When I was still in Uganda in the year 2009, South Korea was no where in the picture or rather list of developed countries. Most Ugandans traveled to the United Kingdom, United States of America, Germany, Canada to mention but a few for various reasons given the fact that the countries where developed countries. Here are some facts about the economy of South Korea.
South Korea is a major international economic power; it has the twelfth largest economy in the world (eleventh largest by purchasing power parity) and the third largest in Asia, behind only Japan and China (fourth behind China, Japan, and India by purchasing power parity). Its largest trading partner and export market today is China. As one of the Four Asian Tigers, it achieved rapid economic growth through exports of manufactured goods.In the 1950s, South Korea was one of the poorest countries in Asia. At the end of World War II, the country inherited a colonial economic system designed solely for Japan's needs.
Much of the country's infrastructure was destroyed during the Korean War that followed in 1950-1953. After the war, South Korea became heavily dependent on U.S. aid.
Following the military coup led by General Park Chung-hee in 1962, South Korea embarked on a series of ambitious five-year plans for economic development. Emphasis shifted to foreign trade with the normalization of relations with Japan in 1965 and a resulted in a boom in trade and investment. Rapid expansion, first into light and then heavy industries, followed in the 1960s and 1970s. During this period, the South Korean economy grew at an average annual rate of 8.6%.
This phenomenal growth is often called the "Miracle on the Han River", the Han River being the main river that runs through the nation's capital and largest city, Seoul. In the 1980s and 1990's, growth continued as South Korea transformed itself from an exporter of mostly textiles and shoes into a major global producer of automobiles, electronics, shipbuilding, steel and, later, high-technology products such as digital monitors, mobile phones, and semiconductors.
The South Korean model of encouraging the growth of large, internationally competitive companies through easy financing and tax incentives led to the dominance of the family-controlled conglomerates. These companies, known as chaebol, flourished under the support of the Park regime. Some such as Hyundai, Samsung, LG and SK Company became global corporations. In 2004, South Korea joined in the trillion dollar club of world economies.Since the Asian financial crisis of 1997, however, the corporate landscape has changed considerably as a result of massive bankruptcies and government reforms. The crisis exposed longstanding weaknesses in South Korea's economy, including high debt-to-equity ratios, massive foreign borrowing, and an undisciplined financial sector. This led to two rounds of financial and industrial restructuring; once in 1997 and again following the collapse of Daewoo in 1999. Daewoo's collapse has been recorded as one of the largest bankruptcies in world history. By 2003, just over one-half of the 30 largest chaebol from 1995 remained.
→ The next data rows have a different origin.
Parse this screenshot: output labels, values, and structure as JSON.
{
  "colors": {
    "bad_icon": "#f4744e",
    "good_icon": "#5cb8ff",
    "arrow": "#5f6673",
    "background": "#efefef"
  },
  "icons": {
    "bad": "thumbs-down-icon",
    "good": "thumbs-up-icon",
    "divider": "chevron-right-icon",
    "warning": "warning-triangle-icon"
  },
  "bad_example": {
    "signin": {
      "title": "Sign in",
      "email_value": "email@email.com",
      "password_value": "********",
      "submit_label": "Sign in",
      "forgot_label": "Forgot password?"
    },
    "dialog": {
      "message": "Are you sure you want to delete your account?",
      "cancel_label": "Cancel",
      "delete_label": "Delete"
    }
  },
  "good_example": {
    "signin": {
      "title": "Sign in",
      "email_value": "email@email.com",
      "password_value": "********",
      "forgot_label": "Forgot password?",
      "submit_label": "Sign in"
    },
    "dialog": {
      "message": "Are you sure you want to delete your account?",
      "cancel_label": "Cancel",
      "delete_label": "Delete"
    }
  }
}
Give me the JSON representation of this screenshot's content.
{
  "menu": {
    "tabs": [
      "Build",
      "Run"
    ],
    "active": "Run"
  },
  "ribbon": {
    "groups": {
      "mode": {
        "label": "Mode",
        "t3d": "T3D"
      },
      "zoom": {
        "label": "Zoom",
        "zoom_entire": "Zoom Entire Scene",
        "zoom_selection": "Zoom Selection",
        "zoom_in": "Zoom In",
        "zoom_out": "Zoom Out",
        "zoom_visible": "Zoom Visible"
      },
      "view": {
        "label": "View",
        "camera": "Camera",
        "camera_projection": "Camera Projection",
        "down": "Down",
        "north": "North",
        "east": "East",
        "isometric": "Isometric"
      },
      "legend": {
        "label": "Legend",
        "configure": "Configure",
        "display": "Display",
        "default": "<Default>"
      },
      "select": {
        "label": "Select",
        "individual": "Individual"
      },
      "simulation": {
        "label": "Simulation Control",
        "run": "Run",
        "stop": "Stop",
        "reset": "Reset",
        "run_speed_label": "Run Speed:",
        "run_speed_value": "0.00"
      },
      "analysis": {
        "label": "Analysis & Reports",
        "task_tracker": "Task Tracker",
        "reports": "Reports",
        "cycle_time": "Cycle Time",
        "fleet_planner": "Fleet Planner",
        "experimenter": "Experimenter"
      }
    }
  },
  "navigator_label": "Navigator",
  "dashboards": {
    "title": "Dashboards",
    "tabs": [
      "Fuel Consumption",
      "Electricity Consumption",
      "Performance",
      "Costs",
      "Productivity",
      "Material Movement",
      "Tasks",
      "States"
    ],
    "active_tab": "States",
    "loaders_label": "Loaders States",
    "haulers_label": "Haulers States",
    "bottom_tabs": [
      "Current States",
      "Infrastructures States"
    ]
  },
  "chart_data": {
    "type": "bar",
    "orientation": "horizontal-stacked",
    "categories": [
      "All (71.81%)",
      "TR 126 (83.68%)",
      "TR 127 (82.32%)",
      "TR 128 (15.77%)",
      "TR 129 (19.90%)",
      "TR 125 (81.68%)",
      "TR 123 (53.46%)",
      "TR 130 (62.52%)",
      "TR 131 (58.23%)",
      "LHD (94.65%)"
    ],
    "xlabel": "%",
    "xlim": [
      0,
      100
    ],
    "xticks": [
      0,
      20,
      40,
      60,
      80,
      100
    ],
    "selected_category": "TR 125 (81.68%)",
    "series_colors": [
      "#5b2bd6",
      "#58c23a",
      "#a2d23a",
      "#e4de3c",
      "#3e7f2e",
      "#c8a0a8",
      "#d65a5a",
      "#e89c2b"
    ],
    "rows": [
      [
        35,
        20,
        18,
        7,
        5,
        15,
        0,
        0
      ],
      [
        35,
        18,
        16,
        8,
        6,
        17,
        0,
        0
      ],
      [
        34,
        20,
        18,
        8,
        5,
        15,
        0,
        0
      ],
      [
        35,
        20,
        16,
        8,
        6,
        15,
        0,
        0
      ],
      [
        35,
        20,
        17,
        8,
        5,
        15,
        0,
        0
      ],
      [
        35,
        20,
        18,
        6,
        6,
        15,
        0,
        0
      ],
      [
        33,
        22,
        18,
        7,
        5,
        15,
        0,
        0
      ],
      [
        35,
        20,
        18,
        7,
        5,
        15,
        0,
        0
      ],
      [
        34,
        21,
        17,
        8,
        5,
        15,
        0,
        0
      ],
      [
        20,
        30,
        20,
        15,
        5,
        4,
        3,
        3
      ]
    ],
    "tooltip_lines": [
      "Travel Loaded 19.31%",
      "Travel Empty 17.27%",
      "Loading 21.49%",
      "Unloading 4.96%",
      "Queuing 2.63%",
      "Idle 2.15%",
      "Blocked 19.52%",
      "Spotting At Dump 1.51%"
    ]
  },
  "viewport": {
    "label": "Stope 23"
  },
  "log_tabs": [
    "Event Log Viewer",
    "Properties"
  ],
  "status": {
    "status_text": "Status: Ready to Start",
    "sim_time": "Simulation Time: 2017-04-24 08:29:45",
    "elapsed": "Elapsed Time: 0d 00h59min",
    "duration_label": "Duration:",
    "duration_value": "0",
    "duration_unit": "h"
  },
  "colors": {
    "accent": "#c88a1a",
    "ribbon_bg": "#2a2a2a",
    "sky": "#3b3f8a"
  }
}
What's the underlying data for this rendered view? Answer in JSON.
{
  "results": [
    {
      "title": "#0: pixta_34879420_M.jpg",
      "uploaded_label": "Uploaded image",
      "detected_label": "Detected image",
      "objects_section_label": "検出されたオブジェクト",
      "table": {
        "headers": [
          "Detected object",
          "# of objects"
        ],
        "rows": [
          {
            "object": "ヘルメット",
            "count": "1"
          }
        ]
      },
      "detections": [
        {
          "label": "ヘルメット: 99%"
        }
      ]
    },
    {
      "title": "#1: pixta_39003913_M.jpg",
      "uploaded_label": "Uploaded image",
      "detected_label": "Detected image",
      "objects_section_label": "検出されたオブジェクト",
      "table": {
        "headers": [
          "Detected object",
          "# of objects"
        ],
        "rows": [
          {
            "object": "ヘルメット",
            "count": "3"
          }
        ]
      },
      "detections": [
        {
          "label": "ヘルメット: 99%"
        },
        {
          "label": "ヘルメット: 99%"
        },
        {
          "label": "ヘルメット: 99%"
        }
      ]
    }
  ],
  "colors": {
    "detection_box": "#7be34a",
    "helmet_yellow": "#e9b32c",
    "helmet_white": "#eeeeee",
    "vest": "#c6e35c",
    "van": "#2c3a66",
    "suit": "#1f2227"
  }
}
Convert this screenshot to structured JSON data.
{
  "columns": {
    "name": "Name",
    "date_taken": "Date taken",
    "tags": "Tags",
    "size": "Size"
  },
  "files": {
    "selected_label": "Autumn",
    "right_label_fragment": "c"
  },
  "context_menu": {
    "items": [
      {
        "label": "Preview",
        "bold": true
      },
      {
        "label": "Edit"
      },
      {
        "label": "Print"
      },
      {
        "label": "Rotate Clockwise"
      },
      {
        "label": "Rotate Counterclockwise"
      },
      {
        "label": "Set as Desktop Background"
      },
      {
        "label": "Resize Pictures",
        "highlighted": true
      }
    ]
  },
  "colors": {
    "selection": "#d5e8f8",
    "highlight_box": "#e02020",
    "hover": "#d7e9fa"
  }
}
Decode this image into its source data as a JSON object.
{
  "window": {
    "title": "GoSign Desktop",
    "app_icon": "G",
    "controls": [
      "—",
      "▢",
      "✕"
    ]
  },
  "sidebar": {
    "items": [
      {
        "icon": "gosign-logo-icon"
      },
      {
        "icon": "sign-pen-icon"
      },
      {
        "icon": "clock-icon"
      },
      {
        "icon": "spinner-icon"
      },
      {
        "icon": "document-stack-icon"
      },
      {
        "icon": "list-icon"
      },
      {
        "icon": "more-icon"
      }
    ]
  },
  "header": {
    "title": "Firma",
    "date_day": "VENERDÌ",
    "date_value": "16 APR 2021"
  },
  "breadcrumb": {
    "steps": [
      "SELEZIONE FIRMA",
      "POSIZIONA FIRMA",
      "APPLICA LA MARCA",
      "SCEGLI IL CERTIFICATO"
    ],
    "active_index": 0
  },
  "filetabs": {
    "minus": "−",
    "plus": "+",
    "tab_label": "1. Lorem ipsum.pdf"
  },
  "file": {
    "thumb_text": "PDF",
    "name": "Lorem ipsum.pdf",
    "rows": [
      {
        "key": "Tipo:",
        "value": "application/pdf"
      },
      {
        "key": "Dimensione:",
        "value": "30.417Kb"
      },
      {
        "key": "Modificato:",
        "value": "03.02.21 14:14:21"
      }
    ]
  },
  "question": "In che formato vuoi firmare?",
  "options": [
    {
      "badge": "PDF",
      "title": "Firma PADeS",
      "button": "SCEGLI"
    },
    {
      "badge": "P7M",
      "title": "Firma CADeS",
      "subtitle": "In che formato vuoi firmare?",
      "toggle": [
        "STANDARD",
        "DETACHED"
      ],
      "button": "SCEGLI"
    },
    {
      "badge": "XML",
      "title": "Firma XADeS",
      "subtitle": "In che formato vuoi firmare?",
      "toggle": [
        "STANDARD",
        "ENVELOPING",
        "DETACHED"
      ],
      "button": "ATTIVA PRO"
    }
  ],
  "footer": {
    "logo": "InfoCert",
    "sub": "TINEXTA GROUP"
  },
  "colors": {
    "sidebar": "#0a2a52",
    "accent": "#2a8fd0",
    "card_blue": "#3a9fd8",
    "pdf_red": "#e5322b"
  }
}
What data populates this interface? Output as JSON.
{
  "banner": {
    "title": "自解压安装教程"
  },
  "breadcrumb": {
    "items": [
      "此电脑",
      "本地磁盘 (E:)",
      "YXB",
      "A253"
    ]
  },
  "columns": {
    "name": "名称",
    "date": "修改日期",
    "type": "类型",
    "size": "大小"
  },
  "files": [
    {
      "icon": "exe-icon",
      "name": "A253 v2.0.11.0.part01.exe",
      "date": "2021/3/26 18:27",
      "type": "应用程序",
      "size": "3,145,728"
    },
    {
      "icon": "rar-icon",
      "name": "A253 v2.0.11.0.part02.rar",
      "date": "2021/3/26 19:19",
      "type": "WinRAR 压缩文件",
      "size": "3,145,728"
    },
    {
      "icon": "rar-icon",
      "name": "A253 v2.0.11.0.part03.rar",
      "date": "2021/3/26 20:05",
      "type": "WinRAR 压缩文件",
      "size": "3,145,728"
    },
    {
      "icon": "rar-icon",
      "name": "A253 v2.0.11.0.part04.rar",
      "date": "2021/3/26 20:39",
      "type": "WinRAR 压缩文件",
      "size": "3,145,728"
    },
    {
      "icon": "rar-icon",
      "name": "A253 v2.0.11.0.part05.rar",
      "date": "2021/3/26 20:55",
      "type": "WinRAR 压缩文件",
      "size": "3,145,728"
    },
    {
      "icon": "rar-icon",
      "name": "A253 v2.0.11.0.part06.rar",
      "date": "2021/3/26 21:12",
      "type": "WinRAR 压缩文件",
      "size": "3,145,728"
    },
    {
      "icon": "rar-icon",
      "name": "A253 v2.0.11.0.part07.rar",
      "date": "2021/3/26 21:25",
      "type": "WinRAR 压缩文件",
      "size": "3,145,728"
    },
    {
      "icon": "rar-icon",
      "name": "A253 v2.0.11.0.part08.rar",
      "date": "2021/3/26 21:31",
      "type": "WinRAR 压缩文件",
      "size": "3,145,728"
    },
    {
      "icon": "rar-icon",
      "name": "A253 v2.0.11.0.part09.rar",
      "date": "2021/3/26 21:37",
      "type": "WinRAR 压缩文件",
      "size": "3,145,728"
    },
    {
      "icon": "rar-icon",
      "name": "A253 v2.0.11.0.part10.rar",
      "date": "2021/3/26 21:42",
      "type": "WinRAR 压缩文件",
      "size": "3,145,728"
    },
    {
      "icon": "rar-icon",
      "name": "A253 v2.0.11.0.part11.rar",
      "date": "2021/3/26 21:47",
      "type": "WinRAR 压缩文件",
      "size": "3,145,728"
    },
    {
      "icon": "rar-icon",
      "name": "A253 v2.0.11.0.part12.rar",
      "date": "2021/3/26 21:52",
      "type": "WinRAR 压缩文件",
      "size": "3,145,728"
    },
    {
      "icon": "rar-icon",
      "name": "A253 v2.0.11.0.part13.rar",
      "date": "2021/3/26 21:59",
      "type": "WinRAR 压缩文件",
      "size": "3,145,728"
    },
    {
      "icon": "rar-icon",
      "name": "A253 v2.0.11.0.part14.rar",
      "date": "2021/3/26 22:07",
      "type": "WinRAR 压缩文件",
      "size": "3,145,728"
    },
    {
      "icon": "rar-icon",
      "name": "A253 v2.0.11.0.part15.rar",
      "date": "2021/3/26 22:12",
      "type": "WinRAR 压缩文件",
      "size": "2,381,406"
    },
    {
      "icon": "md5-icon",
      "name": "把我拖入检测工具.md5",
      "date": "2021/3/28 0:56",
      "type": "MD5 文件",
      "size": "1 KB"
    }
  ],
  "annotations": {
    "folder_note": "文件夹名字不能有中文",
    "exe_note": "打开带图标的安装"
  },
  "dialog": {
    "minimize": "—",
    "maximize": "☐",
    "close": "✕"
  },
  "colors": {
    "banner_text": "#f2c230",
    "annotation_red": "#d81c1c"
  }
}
Between 2003 and 2005, economic growth has slowed to about 4% per year, an enviable figure in much of the rest of the world. A downturn in consumer spending, attributed to massive personal credit card debt, was offset by rapid export growth, primarily to China. In 2005, the government proposed labor reform legislation and a corporate pension scheme to help make the labor market more flexible, and new real estate policies to cool property speculation. In 2006, South Korean economy has recovered its growth rate to 5.1%, and its outlook for 2007 is foretold positively.
The South Korean economy is characterized by moderate inflation, low unemployment, an export surplus, and fairly equal distribution of income. South Korea continues to strive to maintain global competitiveness. South Korea has been opened to various employment opportunities in various industries. An example would be the influx of English teachers from native English-speaking countries seeking employment and travel in the country.